Can Yanks survive without Cole? History says they can ... and more
Gerrit Cole is perhaps as important to his club as any player in the game, and that includes position players along with pitchers. The Yankees already have Aaron Judge, who hit 62 home runs and was MVP in the American League the season before last. They brought in Juan Soto to be the difference maker this season, to help the Yankees make it back to the World Series for the first time in 15 years. But you can argue the most pivotal piece is Cole, the reigning AL Cy Young Award winner -- and the best starter in the sport in 2023 -- getting the ball every fifth day.
Now there is something going on with Cole’s right elbow, after a career when he has mostly been blessed with good health, and a four-year Yankee career that has seen him pitch more innings than anybody else in baseball in that span. It is being reported that Cole will miss at least a month, which seems to be the most optimistic prognosis for him. Or two months. Or maybe more.
No one is sure at this point, even after the MRI exam that Cole got in Florida. It is why he will now be seen in Los Angeles by Dr. Neal ElAttrache, one of the pre-eminent orthopedic surgeons in the country. Maybe after that, a month or even two on the sidelines will be a realistic and best-case scenario for Cole. But this is a pitcher’s elbow. By now even the most optimistic fans in this world expect the worst, even while hoping for the best.
Cole could be back on the mound in May or June if he is indeed given a clean bill of health. Or the news could get worse from here, because it so often does even with star pitchers. Of course the doomsday scenario for him and for the Yankees – we’re not there yet and might not ever get there – would be surgery, even as we’re being told that the first MRI revealed no ligament tear in Cole’s elbow.
But the more you think about it, and the more you look back over history – just because history always connects everything in baseball – there are ways for the Yankees to believe that they might be able to survive without Cole. And even triumph.
The best example is the most recent, which means the Rangers, last year’s World Series champions. Remember: They signed Jacob deGrom as a free agent to help pitch them to a parade, then got six starts out of him before his season ended because of a bad right elbow, on his way to the second Tommy John surgery of his career.
At the 2023 Trade Deadline, Chris Young --- who runs baseball operations for the Rangers --- made a deal for Max Scherzer as a way to replace deGrom down the stretch in the regular season, and then in October if the Rangers made it that far, which they sure did. They got eight starts out of Scherzer, who also got hurt. Max did show up for the postseason, pitching twice against the Astros in the American League Championship Series, then only gave them a three-inning start in the World Series against the Diamondbacks before he ran out of gas.
Even Nathan Eovaldi, who became the pitching star of October for the Rangers, was hurt during the regular season and limited to 25 starts.

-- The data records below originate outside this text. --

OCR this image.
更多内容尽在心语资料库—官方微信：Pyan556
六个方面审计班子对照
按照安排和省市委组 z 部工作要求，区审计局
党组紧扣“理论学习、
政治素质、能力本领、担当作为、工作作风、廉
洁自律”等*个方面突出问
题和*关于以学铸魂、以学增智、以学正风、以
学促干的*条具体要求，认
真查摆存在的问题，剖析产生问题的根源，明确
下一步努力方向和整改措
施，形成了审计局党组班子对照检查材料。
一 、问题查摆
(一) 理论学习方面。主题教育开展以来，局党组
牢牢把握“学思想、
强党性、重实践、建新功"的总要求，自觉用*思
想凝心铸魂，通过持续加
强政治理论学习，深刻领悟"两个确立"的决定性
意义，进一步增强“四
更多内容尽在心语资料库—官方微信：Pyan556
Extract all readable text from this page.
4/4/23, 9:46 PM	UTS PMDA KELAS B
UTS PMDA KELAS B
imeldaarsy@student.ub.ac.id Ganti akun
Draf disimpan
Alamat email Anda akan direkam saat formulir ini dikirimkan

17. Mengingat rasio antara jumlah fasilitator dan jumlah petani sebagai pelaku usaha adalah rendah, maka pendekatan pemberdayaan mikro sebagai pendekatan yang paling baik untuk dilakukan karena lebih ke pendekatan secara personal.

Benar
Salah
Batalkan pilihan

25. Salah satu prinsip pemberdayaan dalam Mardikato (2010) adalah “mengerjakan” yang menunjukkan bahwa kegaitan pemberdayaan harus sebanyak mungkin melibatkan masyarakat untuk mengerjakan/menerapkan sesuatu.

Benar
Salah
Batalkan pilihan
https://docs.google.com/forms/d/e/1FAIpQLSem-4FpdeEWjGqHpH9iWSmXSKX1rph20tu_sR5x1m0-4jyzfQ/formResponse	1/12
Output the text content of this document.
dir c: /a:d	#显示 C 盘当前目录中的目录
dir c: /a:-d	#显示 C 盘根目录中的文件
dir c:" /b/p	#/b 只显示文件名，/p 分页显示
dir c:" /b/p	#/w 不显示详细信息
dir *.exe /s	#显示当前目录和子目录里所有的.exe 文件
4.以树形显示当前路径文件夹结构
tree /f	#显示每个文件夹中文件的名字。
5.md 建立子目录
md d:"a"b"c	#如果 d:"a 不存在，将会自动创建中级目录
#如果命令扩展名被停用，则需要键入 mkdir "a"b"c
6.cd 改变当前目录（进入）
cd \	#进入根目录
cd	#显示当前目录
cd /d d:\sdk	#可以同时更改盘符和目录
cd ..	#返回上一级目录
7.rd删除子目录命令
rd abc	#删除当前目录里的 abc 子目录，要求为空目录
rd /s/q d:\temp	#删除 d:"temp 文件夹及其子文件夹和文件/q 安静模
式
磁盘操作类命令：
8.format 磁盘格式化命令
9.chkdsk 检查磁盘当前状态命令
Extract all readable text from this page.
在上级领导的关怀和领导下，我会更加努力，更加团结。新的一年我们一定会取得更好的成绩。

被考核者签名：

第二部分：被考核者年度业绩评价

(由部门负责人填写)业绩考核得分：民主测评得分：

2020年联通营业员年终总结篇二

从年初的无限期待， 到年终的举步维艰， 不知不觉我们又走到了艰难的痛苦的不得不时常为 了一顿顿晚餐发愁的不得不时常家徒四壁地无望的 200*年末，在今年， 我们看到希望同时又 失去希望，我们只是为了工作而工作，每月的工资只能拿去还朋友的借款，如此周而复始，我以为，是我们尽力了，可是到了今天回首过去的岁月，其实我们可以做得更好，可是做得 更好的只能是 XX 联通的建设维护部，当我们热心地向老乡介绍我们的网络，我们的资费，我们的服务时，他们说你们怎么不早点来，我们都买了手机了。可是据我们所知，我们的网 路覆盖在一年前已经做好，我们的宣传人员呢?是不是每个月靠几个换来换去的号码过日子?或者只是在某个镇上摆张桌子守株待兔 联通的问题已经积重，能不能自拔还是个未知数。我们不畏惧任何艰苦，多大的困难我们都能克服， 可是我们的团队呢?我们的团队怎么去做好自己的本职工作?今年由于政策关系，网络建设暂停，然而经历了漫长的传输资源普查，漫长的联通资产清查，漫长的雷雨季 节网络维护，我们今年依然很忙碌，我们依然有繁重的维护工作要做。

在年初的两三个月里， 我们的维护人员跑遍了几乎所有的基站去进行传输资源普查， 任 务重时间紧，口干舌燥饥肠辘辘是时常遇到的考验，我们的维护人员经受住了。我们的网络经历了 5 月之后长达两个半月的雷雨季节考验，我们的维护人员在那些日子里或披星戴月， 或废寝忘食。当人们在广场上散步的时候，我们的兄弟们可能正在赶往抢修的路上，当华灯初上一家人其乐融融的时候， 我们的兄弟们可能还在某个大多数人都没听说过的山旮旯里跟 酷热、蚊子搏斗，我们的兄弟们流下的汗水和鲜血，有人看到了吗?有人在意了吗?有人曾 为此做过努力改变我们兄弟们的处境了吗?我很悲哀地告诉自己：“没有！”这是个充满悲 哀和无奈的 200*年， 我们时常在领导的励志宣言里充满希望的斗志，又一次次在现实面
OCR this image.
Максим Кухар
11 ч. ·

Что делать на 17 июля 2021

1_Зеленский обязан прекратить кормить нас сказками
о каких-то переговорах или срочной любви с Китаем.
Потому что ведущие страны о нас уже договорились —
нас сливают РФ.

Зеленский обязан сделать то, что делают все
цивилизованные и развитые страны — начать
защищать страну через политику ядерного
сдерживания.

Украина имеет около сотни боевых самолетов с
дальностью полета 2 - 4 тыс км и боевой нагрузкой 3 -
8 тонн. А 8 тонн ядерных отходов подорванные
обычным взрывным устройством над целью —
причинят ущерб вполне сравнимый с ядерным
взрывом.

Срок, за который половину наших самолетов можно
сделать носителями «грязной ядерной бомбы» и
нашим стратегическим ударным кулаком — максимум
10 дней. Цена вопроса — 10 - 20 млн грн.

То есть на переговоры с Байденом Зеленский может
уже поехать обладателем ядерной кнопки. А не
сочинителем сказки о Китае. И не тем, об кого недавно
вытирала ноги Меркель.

The Rangers survived it all. Lost their ace, deGrom, early. Watched Scherzer mostly hanging on the ropes at the end. Still ended up being the last team standing.
The Yankees will need some of their internal options to step up just like the Rangers did, whether it’s Marcus Stroman, their big free-agent signing this past winter; Carlos Rodón, their big signing from the winter before; or Nestor Cortes, their breakout All-Star from 2022.
And deGrom isn’t the only ace in recent memory who saw his team win a title without him.
Back in 2011, the Cardinals’ Adam Wainwright did the same. Wainwright felt something wrong with his right elbow pitching batting practice that year, on Feb. 21. Tests were run. Damage was discovered in his ulnar collateral ligament. Two weeks later, he underwent Tommy John surgery.
You know how things worked out for the Cardinals that year. They kept the Rangers from winning their first World Series by winning it all themselves, all without the guy known as Waino across a long and distinguished Cardinals career.
Five years before that, Wainwright finished off the 2006 National League Championship Series by striking out Carlos Beltrán of the Mets -- looking -- in the bottom of the ninth of Game 7. That ’06 Cardinals team also went on to win it all. They couldn’t have done it without Wainwright, who pitched nine times in relief that postseason without giving up a run. Five years later, the Cardinals showed they could win without him.
There is no way of knowing at this point how bad things are with Cole’s elbow, because the story is still developing. Or how long he will be out. My first reaction was that the Yankees can’t win without him. History says they can.